IPG's GM Bankruptcy Credit Line Explained

Last Updated May 19, 2009 9:12 PM EDT

Interpublic's change to its credit availability if General Motors goes bankrupt is disconcerting, coming in the wake of news that Chrysler has left BBDO on the hook for $58 million.

The way IPG paints it, the move is merely precautionary and doesn't really affect the agency. Looked at another way, however, you can see CEO Michael Roth -- and Wall Street -- are sketching out a worst-case scenario.

The credit agreement gives IPG access to $335 million over a three-year period, if it needs it. The agency network doesn't actually draw on the line, it says. The change that has been made to the agreement basically says, "If GM collapses the bank will ignore some of those losses instead of ending the credit facility."

So ... nothing to worry about, right?

Not so fast. IPG goes on to say that it does use the existence of the line to undertake other types of financing:
... it uses them to obtain letters of credit to support commitments on behalf of certain clients.
This suggests to me that "certain clients" want IPG to prepay bills ahead of time, and that the client will repay IPG later. Media-buying often works like this. With Chrysler and GM either in or flirting with bankruptcy, TV networks might want to know whether IPG is actually able to make good on the orders it places. This issue (whether the client pays or the agency pays) is called "sequential liability" -- the notion that agency vendors won't get paid unless the client pays the agency first. Wall Street analysts asked Roth about that in their last conference call:
Benjamin Swinburne, Morgan Stanley & Co.: I don't know if you would be willing to comment about any changes you're making to payment terms or how you're attacking sequential liability concerns as you move through the year?

CFO Mr. Frank Mergenthaler: On the payment terms, it's a topic that becomes more front and center. Clients are constantly trying to adjust payment terms. We have been very disciplined in holding to the existing terms of the contractual arrangements. We are very aggressive with respect to payments that go beyond terms. I think that the teams around the globe have done a good job in making sure we collect according to the terms.

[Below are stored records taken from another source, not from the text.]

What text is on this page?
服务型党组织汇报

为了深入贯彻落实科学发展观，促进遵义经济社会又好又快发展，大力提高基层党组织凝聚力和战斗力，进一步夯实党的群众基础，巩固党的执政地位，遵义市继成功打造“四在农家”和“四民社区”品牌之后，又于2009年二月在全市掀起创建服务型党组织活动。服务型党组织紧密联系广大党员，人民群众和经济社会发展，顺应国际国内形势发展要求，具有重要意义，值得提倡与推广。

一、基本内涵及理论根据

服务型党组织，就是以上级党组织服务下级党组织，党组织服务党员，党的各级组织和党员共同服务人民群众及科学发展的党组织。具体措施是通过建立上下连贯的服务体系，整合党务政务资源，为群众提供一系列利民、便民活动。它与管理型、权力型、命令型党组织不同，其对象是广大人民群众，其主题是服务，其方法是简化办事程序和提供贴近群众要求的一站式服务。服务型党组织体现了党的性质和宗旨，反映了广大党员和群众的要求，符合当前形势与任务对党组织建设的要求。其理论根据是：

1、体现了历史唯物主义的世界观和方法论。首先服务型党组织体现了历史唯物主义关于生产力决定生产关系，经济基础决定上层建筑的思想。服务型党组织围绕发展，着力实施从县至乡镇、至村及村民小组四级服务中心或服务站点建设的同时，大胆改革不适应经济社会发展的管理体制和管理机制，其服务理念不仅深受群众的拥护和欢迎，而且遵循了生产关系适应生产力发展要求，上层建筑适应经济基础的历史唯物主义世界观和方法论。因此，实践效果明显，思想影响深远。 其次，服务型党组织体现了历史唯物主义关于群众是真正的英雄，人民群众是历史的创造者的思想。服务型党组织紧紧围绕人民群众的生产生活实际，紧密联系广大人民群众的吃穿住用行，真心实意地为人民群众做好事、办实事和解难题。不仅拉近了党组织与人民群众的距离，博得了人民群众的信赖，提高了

Sequential liability is something that was not at the forefront of client discussions. It is now and we got sequential liability with a number of key vendors, and some vendors we don't. It's an area we are going to try and push very hard for, because we feel strongly about it when we are acting as an agent opposed to a principal. But in today's environment, everybody is very much aware of the liquidity concerns out there, so everybody is fighting for their cash protection.
Just to edit that down: "Clients are constantly trying to adjust payment terms ... we got sequential liability with a number of vendors and some vendors we don't."

This suggests to me that IPG wanted its credit line to become more flexible precisely because "certain clients" (as mentioned in its credit note) are not playing ball. BNET explained why agencies are historically unable to enforce payment terms with their clients yesterday.

Now put that together with what Wall Street wanted to know about how a GM bankruptcy would affect IPG in a "worst-case scenario." As BNET noted on April 29, IPG's "cash impact" exposure is $150 million (three times BBDO's current problem) and, as Adweek points out, GM is 13 percent of IPG's business.

So this flexible credit line is looking a bit more important, right? Especially as in its current unused state it isn't factored into IPG's debt repayment schedule. Here's what IPG owes in the near future:
  • $327 million due this year
  • $250 million due in 2010
  • $500 million due in 2011
This is the only good news coming out of IPG's recent filings -- if GM does bilk IPG out of its billings, then it will be during a period in which IPG's debt picture improves significantly. But after that, in 2011, Roth had better pray that the recovery comes and his network rides the incoming tide -- because his debt doubles that year.